An anonymous hacker has done the unthinkable — hacking the entire planet. By creating a 420,000-strong botnet, the researcher was able to create the most accurate map of the global Internet ever conceived, and it was all incredibly illegal.
The hacker's methods were fairly rudimentary, but extremely effective. Essentially, he hacked nearly a half million computers and simply pinged each one to map the results. The map he subsequently created is represented in a .gif image that shows not only where people are accessing the Internet from, but also what their traffic patterns are.
The map is already on its way to becoming obsolete since A) it measures traffic from 2012 and B) It registers only the devices connecting via IPv4. While that protocol is still very common, IPv6 is the new standard.
The hack, first reported on Motherboard, has fairly limited real-world use, which is to be expected, since the hacker says he did it primarily for fun.
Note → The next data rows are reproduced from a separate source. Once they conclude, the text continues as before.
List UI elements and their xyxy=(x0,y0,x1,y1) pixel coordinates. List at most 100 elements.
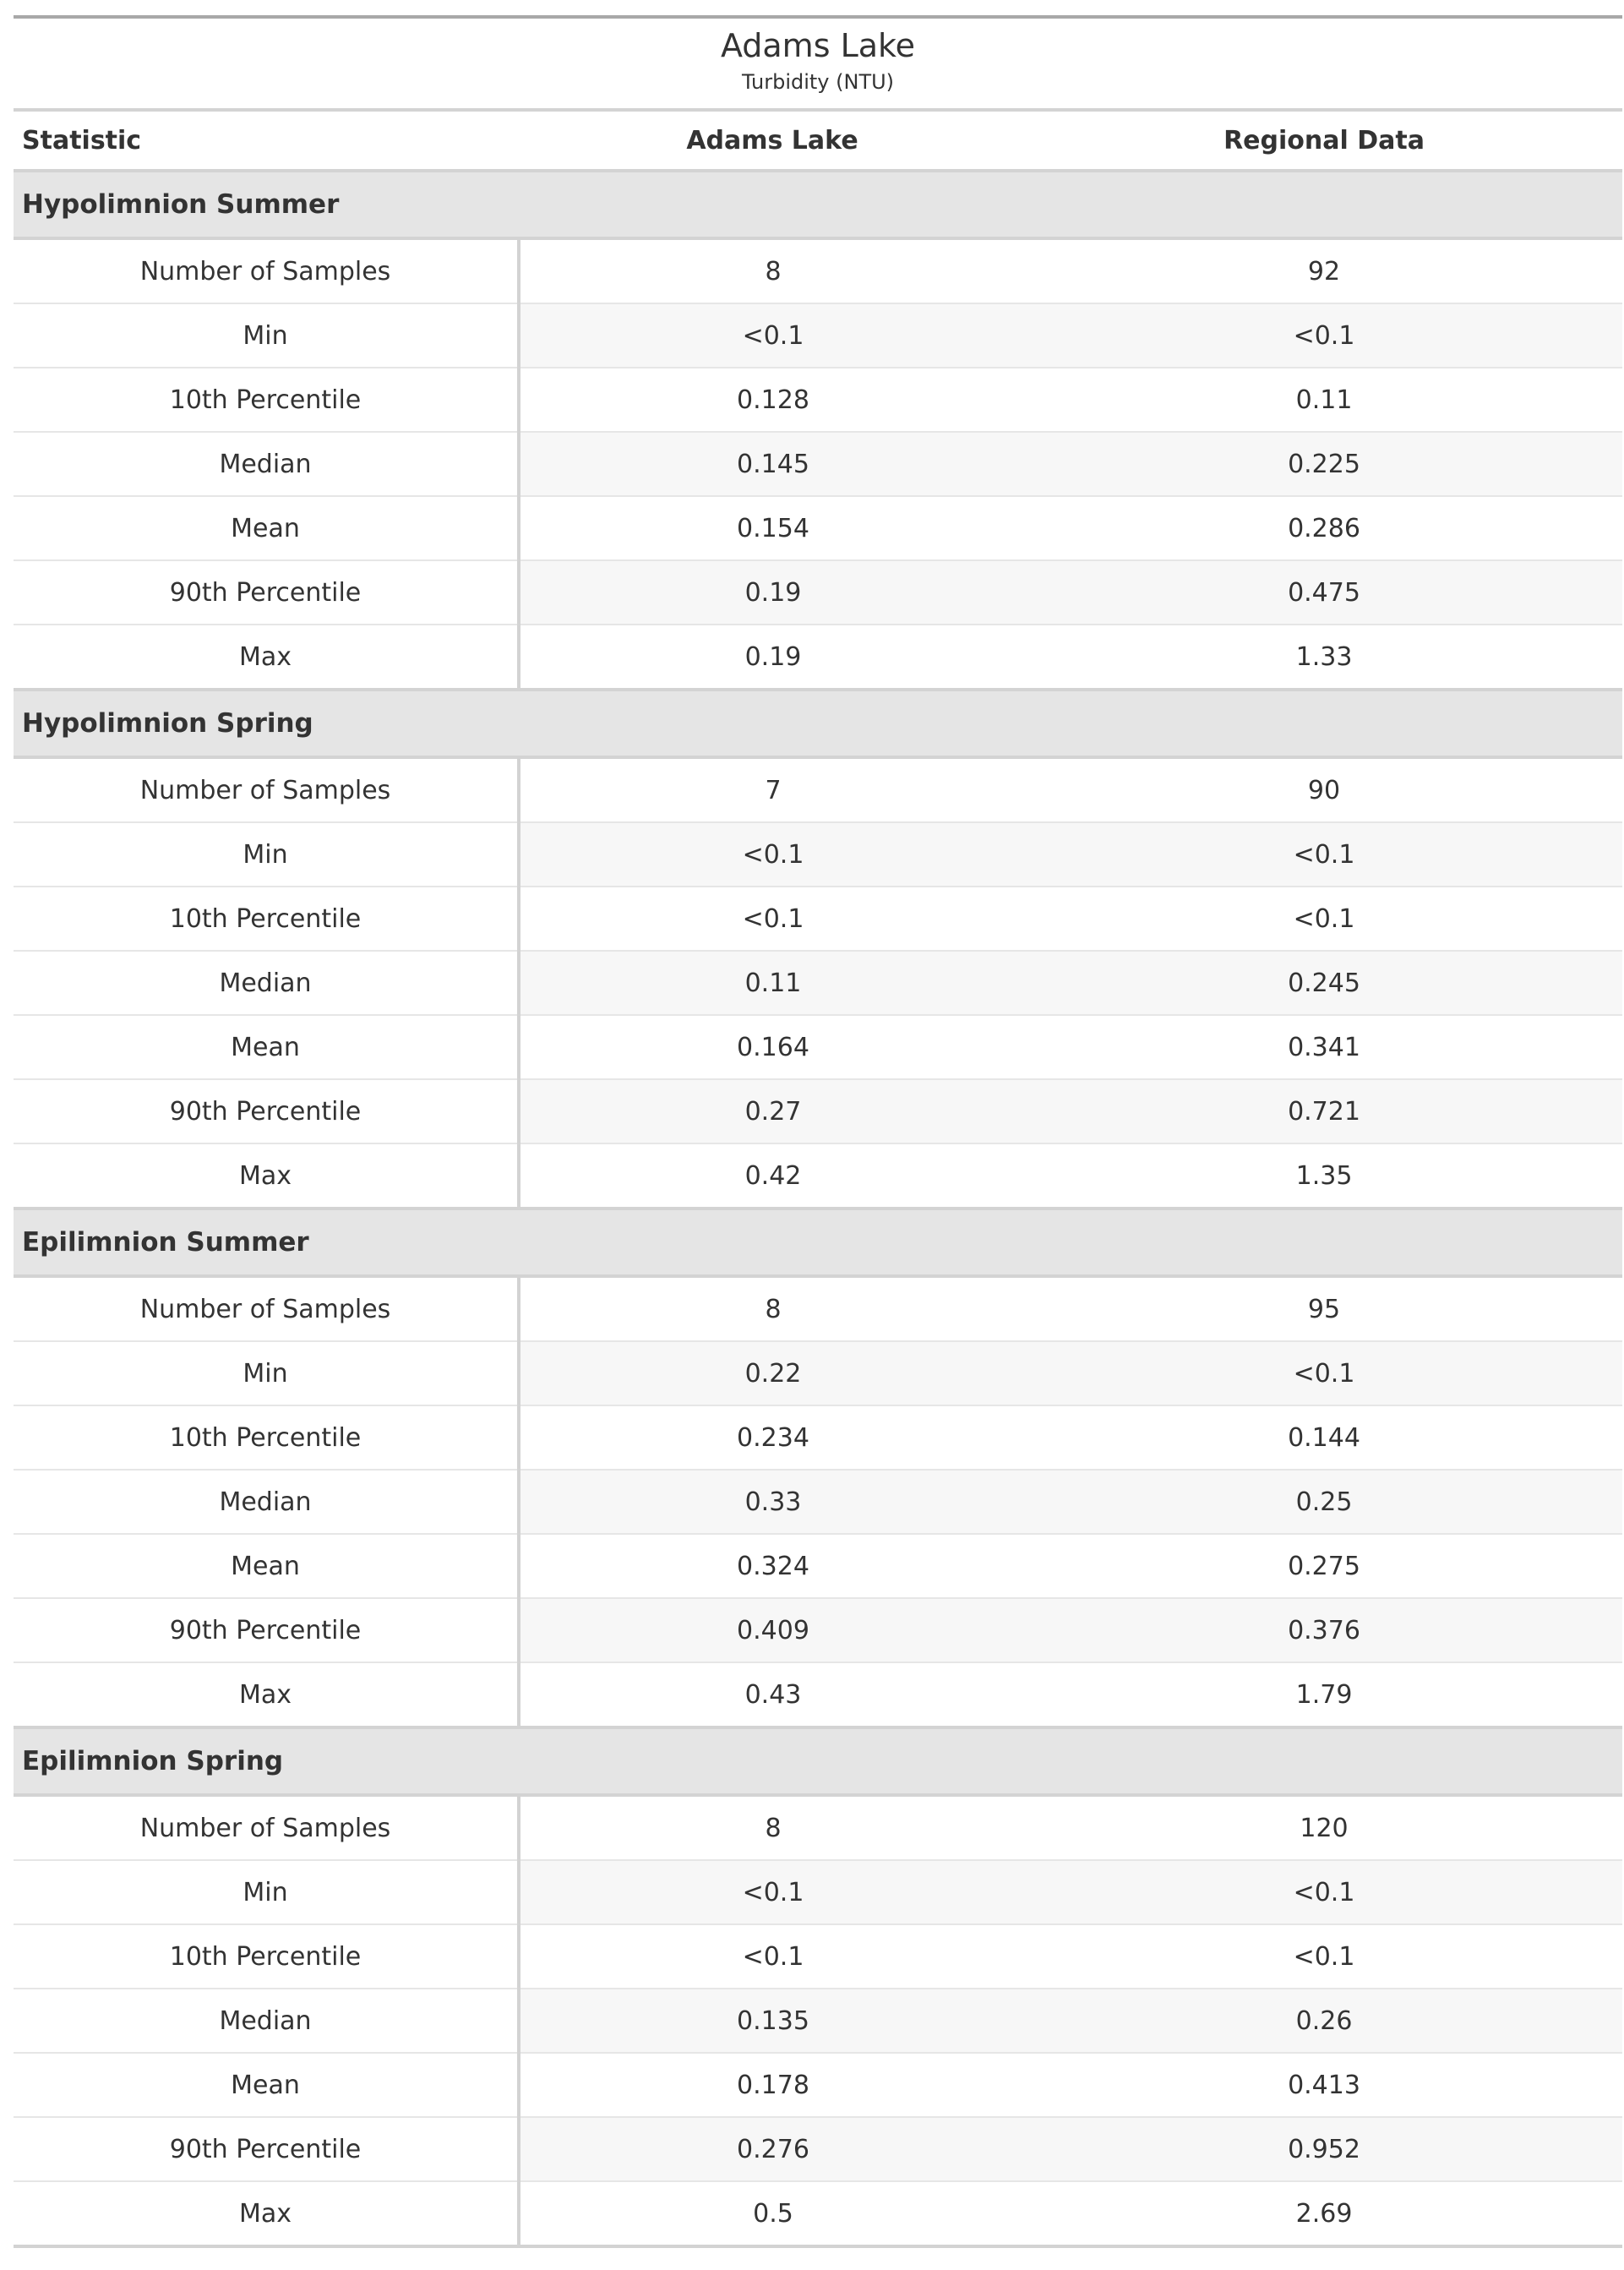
table-title-row: Adams Lake Turbidity (NTU) xyxy=(14,17,1623,112)
statistic-cell: Median xyxy=(14,951,520,1016)
lake-value-cell: 8 xyxy=(519,238,1026,304)
regional-value-cell: 92 xyxy=(1026,238,1623,304)
statistic-cell: Min xyxy=(14,303,520,368)
regional-value-cell: 0.275 xyxy=(1026,1534,1623,1599)
table-row: 90th Percentile 0.409 0.376 xyxy=(14,1598,1623,1663)
lake-value-cell: 0.43 xyxy=(519,1662,1026,1728)
summary-table-container: Adams Lake Turbidity (NTU) Statistic Ada… xyxy=(14,15,1623,2248)
statistic-cell: 10th Percentile xyxy=(14,368,520,433)
table-row: 90th Percentile 0.19 0.475 xyxy=(14,560,1623,625)
group-label: Epilimnion Summer xyxy=(14,1207,1623,1278)
column-header-statistic: Statistic xyxy=(14,110,519,172)
regional-value-cell: 0.225 xyxy=(1026,432,1623,497)
table-row: Number of Samples 7 90 xyxy=(14,757,1623,823)
group-label: Hypolimnion Summer xyxy=(14,169,1623,240)
statistic-cell: 90th Percentile xyxy=(14,1079,520,1144)
table-row: Min <0.1 <0.1 xyxy=(14,822,1623,887)
lake-value-cell: 0.135 xyxy=(519,1989,1026,2054)
statistic-cell: Max xyxy=(14,625,520,690)
lake-value-cell: 0.154 xyxy=(519,496,1026,561)
regional-value-cell: 0.475 xyxy=(1026,560,1623,625)
lake-value-cell: 0.164 xyxy=(519,1015,1026,1080)
table-row: 90th Percentile 0.276 0.952 xyxy=(14,2117,1623,2182)
regional-value-cell: <0.1 xyxy=(1026,1341,1623,1406)
regional-value-cell: 90 xyxy=(1026,757,1623,823)
table-row: Mean 0.178 0.413 xyxy=(14,2053,1623,2118)
lake-value-cell: 0.27 xyxy=(519,1079,1026,1144)
statistic-cell: Number of Samples xyxy=(14,1276,520,1342)
statistic-cell: Max xyxy=(14,1143,520,1209)
column-header-lake: Adams Lake xyxy=(519,110,1026,172)
table-row: Number of Samples 8 92 xyxy=(14,238,1623,304)
table-row: Mean 0.324 0.275 xyxy=(14,1534,1623,1599)
regional-value-cell: 2.69 xyxy=(1026,2181,1623,2247)
statistic-cell: Mean xyxy=(14,1534,520,1599)
table-row: Max 0.43 1.79 xyxy=(14,1662,1623,1728)
table-row: Median 0.135 0.26 xyxy=(14,1989,1623,2054)
regional-value-cell: 95 xyxy=(1026,1276,1623,1342)
lake-value-cell: 0.409 xyxy=(519,1598,1026,1663)
lake-value-cell: 0.22 xyxy=(519,1341,1026,1406)
table-row: Min <0.1 <0.1 xyxy=(14,1860,1623,1925)
regional-value-cell: 120 xyxy=(1026,1795,1623,1861)
group-row-epilimnion-spring: Epilimnion Spring xyxy=(14,1726,1623,1797)
table-title: Adams Lake xyxy=(720,27,916,64)
statistic-cell: 10th Percentile xyxy=(14,1405,520,1471)
statistic-cell: 90th Percentile xyxy=(14,1598,520,1663)
table-row: Min 0.22 <0.1 xyxy=(14,1341,1623,1406)
regional-value-cell: 0.286 xyxy=(1026,496,1623,561)
lake-value-cell: 0.33 xyxy=(519,1470,1026,1535)
regional-value-cell: <0.1 xyxy=(1026,822,1623,887)
regional-value-cell: 0.341 xyxy=(1026,1015,1623,1080)
table-row: Number of Samples 8 120 xyxy=(14,1795,1623,1861)
lake-value-cell: 0.276 xyxy=(519,2117,1026,2182)
table-row: Mean 0.154 0.286 xyxy=(14,496,1623,561)
table-row: 90th Percentile 0.27 0.721 xyxy=(14,1079,1623,1144)
statistic-cell: Number of Samples xyxy=(14,238,520,304)
table-row: Max 0.5 2.69 xyxy=(14,2181,1623,2247)
regional-value-cell: <0.1 xyxy=(1026,887,1623,952)
regional-value-cell: 0.26 xyxy=(1026,1989,1623,2054)
lake-value-cell: <0.1 xyxy=(519,1860,1026,1925)
regional-value-cell: 0.144 xyxy=(1026,1405,1623,1471)
lake-value-cell: 0.42 xyxy=(519,1143,1026,1209)
column-header-regional: Regional Data xyxy=(1026,110,1623,172)
lake-value-cell: 8 xyxy=(519,1276,1026,1342)
regional-value-cell: 0.11 xyxy=(1026,368,1623,433)
table-row: Median 0.11 0.245 xyxy=(14,951,1623,1016)
statistic-cell: Mean xyxy=(14,496,520,561)
lake-value-cell: 8 xyxy=(519,1795,1026,1861)
statistic-cell: Min xyxy=(14,1860,520,1925)
group-label: Hypolimnion Spring xyxy=(14,688,1623,759)
lake-value-cell: 7 xyxy=(519,757,1026,823)
lake-value-cell: <0.1 xyxy=(519,1924,1026,1989)
statistic-cell: Number of Samples xyxy=(14,1795,520,1861)
statistic-cell: 10th Percentile xyxy=(14,887,520,952)
table-row: 10th Percentile 0.128 0.11 xyxy=(14,368,1623,433)
table-row: Median 0.145 0.225 xyxy=(14,432,1623,497)
group-row-epilimnion-summer: Epilimnion Summer xyxy=(14,1207,1623,1278)
lake-value-cell: 0.145 xyxy=(519,432,1026,497)
table-row: 10th Percentile <0.1 <0.1 xyxy=(14,887,1623,952)
regional-value-cell: 0.376 xyxy=(1026,1598,1623,1663)
regional-value-cell: <0.1 xyxy=(1026,303,1623,368)
regional-value-cell: 0.245 xyxy=(1026,951,1623,1016)
group-label: Epilimnion Spring xyxy=(14,1726,1623,1797)
statistic-cell: Max xyxy=(14,1662,520,1728)
regional-value-cell: 0.952 xyxy=(1026,2117,1623,2182)
lake-value-cell: <0.1 xyxy=(519,822,1026,887)
table-row: Median 0.33 0.25 xyxy=(14,1470,1623,1535)
statistic-cell: Max xyxy=(14,2181,520,2247)
summary-table: Adams Lake Turbidity (NTU) Statistic Ada… xyxy=(14,15,1623,2248)
lake-value-cell: 0.11 xyxy=(519,951,1026,1016)
statistic-cell: 90th Percentile xyxy=(14,560,520,625)
regional-value-cell: <0.1 xyxy=(1026,1924,1623,1989)
lake-value-cell: 0.128 xyxy=(519,368,1026,433)
table-title-cell: Adams Lake Turbidity (NTU) xyxy=(14,17,1623,112)
lake-value-cell: 0.324 xyxy=(519,1534,1026,1599)
lake-value-cell: 0.19 xyxy=(519,560,1026,625)
regional-value-cell: 0.413 xyxy=(1026,2053,1623,2118)
lake-value-cell: 0.178 xyxy=(519,2053,1026,2118)
table-row: Max 0.19 1.33 xyxy=(14,625,1623,690)
statistic-cell: Min xyxy=(14,1341,520,1406)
One of the more startling statistics culled from the data is that hundreds of thousands of devices, mainly routers, are either entirely unprotected from attacks or utilize stock passwords that come preloaded from the manufacturer.
A recently published research paper explains how the hack works:
"After completing the scan of roughly one hundred thousand IP addresses, we realized the number of insecure devices must be at least one hundred thousand. Starting with one device and assuming a scan speed of ten IP addresses per second, it should find the next open device within one hour. The scan rate would be doubled if we deployed a scanner to the newly found device. After doubling the scan rate in this way about 16.5 times, all unprotected devices would be found; this would take only 16.5 hours. Additionally, with one hundred thousand devices scanning at ten probes per second we would have a distributed port scanner to port scan the entire IPv4 Internet within one hour."